The reason why I asked about the money is that I was trying to determine if small claims court was a possibility for your circumstances -- because in small claims court, you don't need to actually plead a specific cause of action (e.g., unjust enrichment).
Legally, the tort of "unjust enrichment" doesn't exist under California law. "Unjust enrichment is not a cause of action, ... or even a remedy, but rather `"`a general principle, underlying various legal doctrines and remedies'" .... [Citation.] It is synonymous with restitution. [Citation.]' [Citation.]" (McBride v. Boughton (2004) 123 Cal.App.4th 379, 387 [20 Cal.Rptr.3d 115].)
So, when you ask the question about how to file for unjust enrichment in California, I suspect that you may have previously received legal advice which is simply incorrect. The correct cause of action is either "quantum meruit" (i.e., the value of services rendered), or "quasi contract" (i.e., a contract which for some reason is unenforceable, or circumstances under which no contract was ever contemplated, but where a person has received an unjust benefit at another's expense, and is thus obligated to to restore that benefit to the party from which it was received).
If this is a situation where a GC hired you to perform services, you performed those services, and you haven't been paid, and there is some agreed upon evidence of the value of those services (e.g, a purchase order -- or an invoice from you to the GC which has not been rejected), then that would be a straight breach of contract claim. If there is no evidence to value your services, but you performed services in expectation of compensation, then your claim is for quantum meruit.
I'm really not trying to be difficult here, but I routinely work with contractors -- and there are always the sort of problems you describe -- because, and especially with commercial projects -- the parties simply don't spend any time to put the deal into writing -- which creates the opportunity for a dispute.
That said, I can't tell you how to plead a case to recover the value of your services in this forum -- that would be malpractice -- because it's way too complicated to just tell you to file some particular pleading (outside of small claims court).

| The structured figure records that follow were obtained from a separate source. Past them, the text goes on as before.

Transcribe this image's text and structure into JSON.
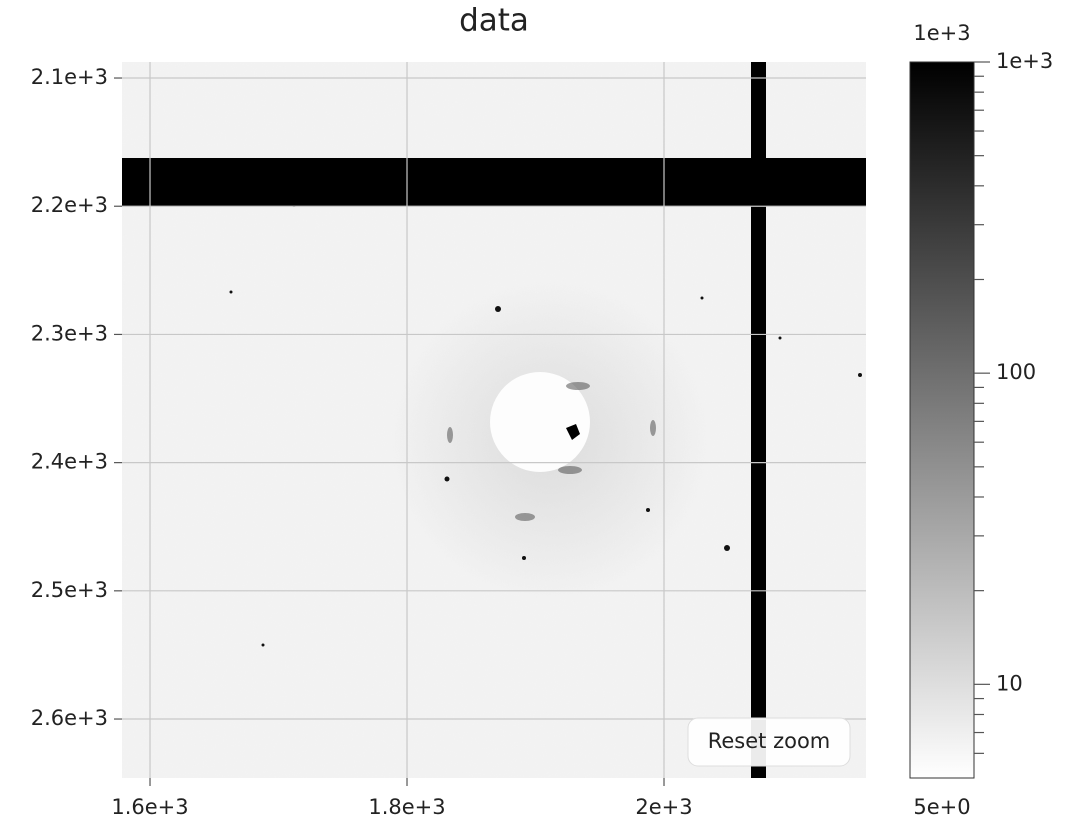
{
  "chart_data": {
    "type": "heatmap",
    "title": "data",
    "xlim": [
      1578.2,
      2157.2
    ],
    "xticks": [
      {
        "value": 1600,
        "label": "1.6e+3"
      },
      {
        "value": 1800,
        "label": "1.8e+3"
      },
      {
        "value": 2000,
        "label": "2e+3"
      }
    ],
    "ylim": [
      2087.5,
      2646
    ],
    "yticks": [
      {
        "value": 2100,
        "label": "2.1e+3"
      },
      {
        "value": 2200,
        "label": "2.2e+3"
      },
      {
        "value": 2300,
        "label": "2.3e+3"
      },
      {
        "value": 2400,
        "label": "2.4e+3"
      },
      {
        "value": 2500,
        "label": "2.5e+3"
      },
      {
        "value": 2600,
        "label": "2.6e+3"
      }
    ],
    "grid": true,
    "colorbar": {
      "scale": "log",
      "colors": [
        "#ffffff",
        "#000000"
      ],
      "limits": [
        {
          "value": 5,
          "label": "5e+0"
        },
        {
          "value": 1000,
          "label": "1e+3"
        }
      ],
      "ticks": [
        {
          "value": 1000,
          "label": "1e+3"
        },
        100,
        10
      ],
      "minor_ticks": [
        6,
        7,
        8,
        9,
        20,
        30,
        40,
        50,
        60,
        70,
        80,
        90,
        200,
        300,
        400,
        500,
        600,
        700,
        800,
        900
      ]
    }
  },
  "reset_button": "Reset zoom"
}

I'd need to review all of the facts and evidence. Which, of course, means paying for legal services -- something which I'm fairly sure is the reason why you came to Justanswer -- i.e., to avoid paying a lawyer to try to resolve this matter.
Anyway, based upon what you've disclosed here, I doubt that you will be able to collect from the GC outside of small claims court (which has a limit of $10,000 damages, unless you're a corporation or LLC, in which case it's only $5,000.
If small claims works for you -- great!